As she watched, his eyes drifted over a trio of young gentlemen who loitered nearby. Their attitudes sharpened, their smiles beckoned—but his eyes kept traveling as if they were not there. Had he made eye contact, that would have been the cut. As it was, it barely skated over politeness. The gentlemen knew it too, for they stiffened and launched into an animated discussion as if they had never sought Guy’s attention.
Arabella slipped back into the crowd. If Guy did that to her—and given their history of mutual antagonism, there was a good chance he would—others would be sure to notice. The humiliating gossip would never end. Curse him. He could too easily dismiss her without even hearing her proposition, while she stood like a petitioner begging an audience with a king. How society would snicker at her, for Arabella was prideful and outspoken, a
nd everyone loved to mock a woman who thought too much of herself.
Then she must find a way to approach him without risking her pride. If her plan failed, her pride would be all that remained.
As she considered her options, she again spied the jesters with their pink ribbons.

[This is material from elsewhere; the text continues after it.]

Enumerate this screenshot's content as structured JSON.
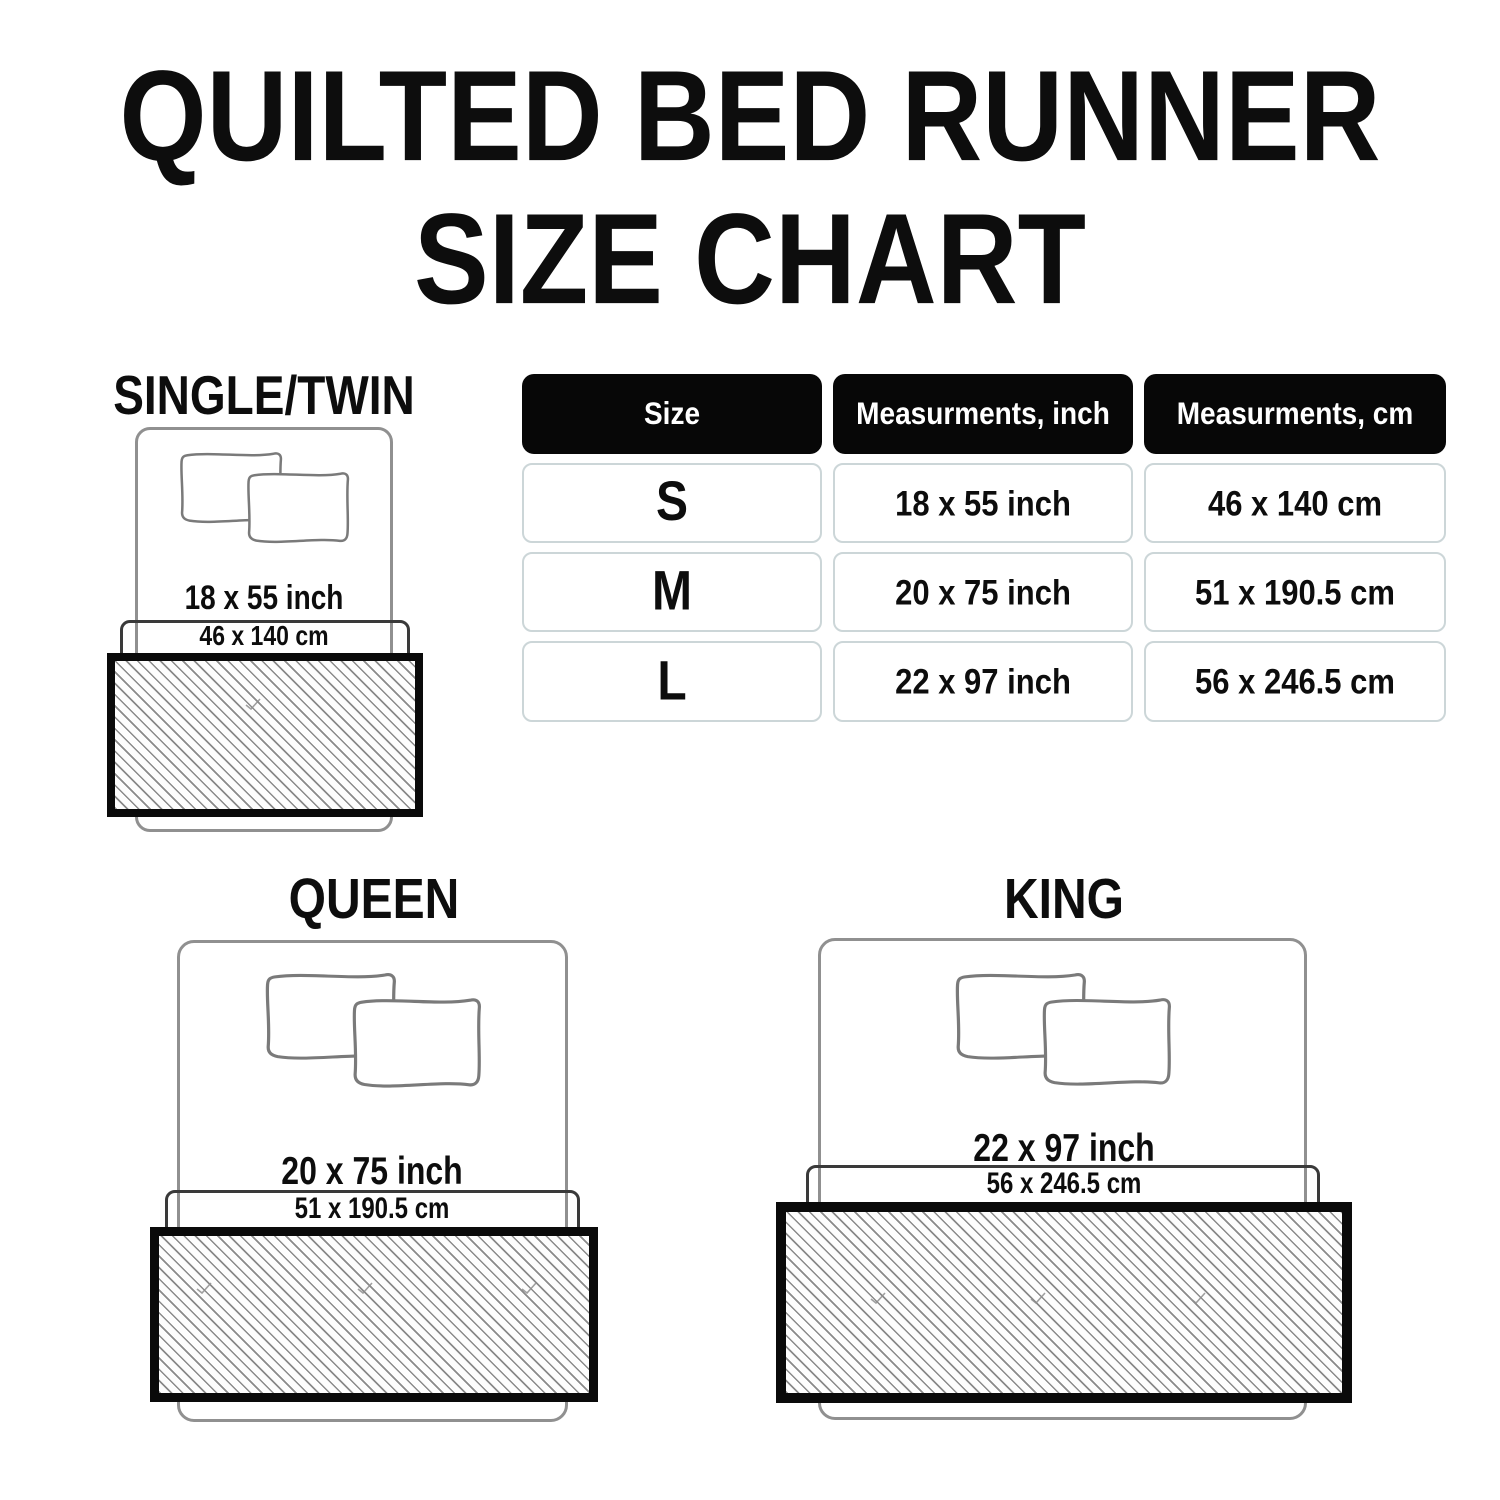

She thought of Guy’s bare, muscular forearm and the contents of her reticule.
Within a minute, Arabella had a plan.
* * *
Yet another fellow was babbling at Guy about something, another of his late father’s cronies hoping the son would pick up where the father had left off. How adorable they were, the way they clucked at him about their corrupt schemes, like so many eager hens. And how amusing, the way their clucking grew more insistent the longer that Guy acted obtuse.
But at least while this chap clucked on, no one else approached, so Guy let him talk while he scanned the carnival party for Freddie, hoping he would recognize her; there would be a big difference between the eleven-year-old girl he had left behind and the nineteen-year-old lady she would have become. Fiendishly clever of them, to put everyone in costumes, thus making the game of Find-My-Sister-In-A-Crowd-Of-Thousands that bit trickier.
“Does that not strike you as ridiculous, my lord?” the man was saying, with a chortle.
Guy glanced at him. Speaking of ridiculous: The fellow, a politician of some description, had inexplicably chosen to wear a badger costume, although, to be fair, it went nicely with his thick white hair. His deceptively boyish face was bright with conspiratorial glee, as if certain of Guy’s agreement.